Lightroom Features I Love: Non-Destructive Editing

I’ve already shared a few of the Lightroom Features I Love, and the list just goes on and on. After years of editing photos in Photoshop Elements, harnessing the power of Lightroom was a dream come true. I am far from a Lightroom expert, but after a few years, I have learned my way around and feel pretty comfortable )(at least for the photo editing part…I haven’t ventured into the scrapping in Lightroom part, but I can’t wait!) Here are the posts I have shared so far:

Before and After

Easy Exporting

White Balance

Copy & Paste

Today I want to share with you one of the most powerful features of Lightroom:

Non-Destructive Editing

In many photo editors, Photoshop included, editing is considered destructive because as you make changes, the changes are saved over the original file, and you can’t go back. The actual pixels are changed.

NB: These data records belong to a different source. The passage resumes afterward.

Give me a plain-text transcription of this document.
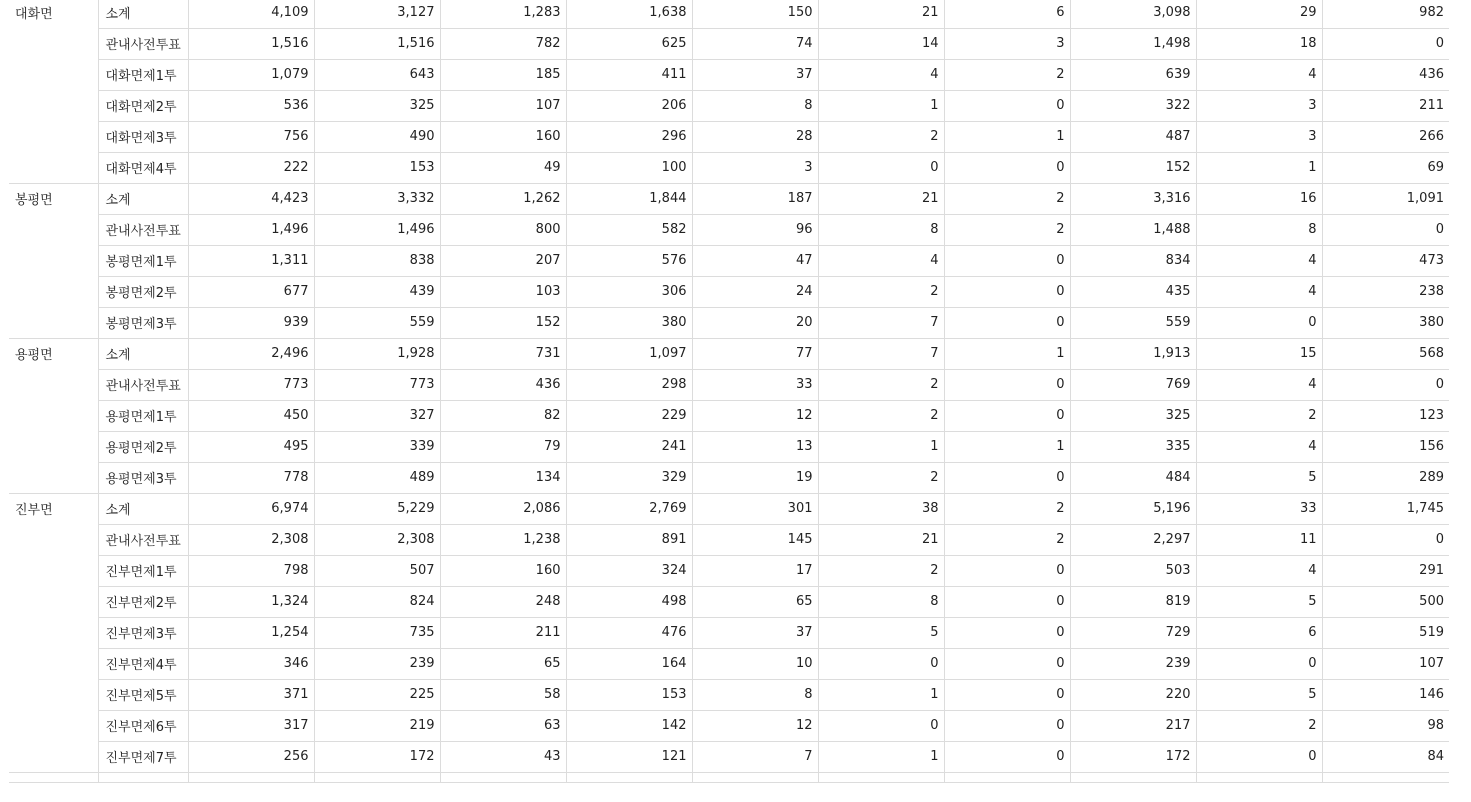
대화면	소계	4,109	3,127	1,283	1,638	150	21	6	3,098	29	982
	관내사전투표	1,516	1,516	782	625	74	14	3	1,498	18	0
	대화면제1투	1,079	643	185	411	37	4	2	639	4	436
	대화면제2투	536	325	107	206	8	1	0	322	3	211
	대화면제3투	756	490	160	296	28	2	1	487	3	266
	대화면제4투	222	153	49	100	3	0	0	152	1	69
봉평면	소계	4,423	3,332	1,262	1,844	187	21	2	3,316	16	1,091
	관내사전투표	1,496	1,496	800	582	96	8	2	1,488	8	0
	봉평면제1투	1,311	838	207	576	47	4	0	834	4	473
	봉평면제2투	677	439	103	306	24	2	0	435	4	238
	봉평면제3투	939	559	152	380	20	7	0	559	0	380
용평면	소계	2,496	1,928	731	1,097	77	7	1	1,913	15	568
	관내사전투표	773	773	436	298	33	2	0	769	4	0
	용평면제1투	450	327	82	229	12	2	0	325	2	123
	용평면제2투	495	339	79	241	13	1	1	335	4	156
	용평면제3투	778	489	134	329	19	2	0	484	5	289
진부면	소계	6,974	5,229	2,086	2,769	301	38	2	5,196	33	1,745
	관내사전투표	2,308	2,308	1,238	891	145	21	2	2,297	11	0
	진부면제1투	798	507	160	324	17	2	0	503	4	291
	진부면제2투	1,324	824	248	498	65	8	0	819	5	500
	진부면제3투	1,254	735	211	476	37	5	0	729	6	519
	진부면제4투	346	239	65	164	10	0	0	239	0	107
	진부면제5투	371	225	58	153	8	1	0	220	5	146
	진부면제6투	317	219	63	142	12	0	0	217	2	98
	진부면제7투	256	172	43	121	7	1	0	172	0	84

Using layer masks, you can use non-destructive editing techniques in Photoshop, but without the know-how, the default is destructive editing.

In non-destructive editing, the original file is left untouched. In Lightroom, a completely non-destructive editor, the changes you make to a photo don’t actually change the pixel data of the photo. Instead, the changes are saved in separate file that acts like an instruction sheet for Lightroom. At any point you can go back to the original file because it has not been modified. This allows you the opportunity to try any and all changes without worry that you are damaging your file. When you make the “changes,” Lightroom shows you a preview of what your photo will look like if you applied the changes. My kids absolutely love to play around with my photos!

When you finally export your photos, you will end up with two photo files: your original file and your editing file.

Just one of the many things I love about Lightroom!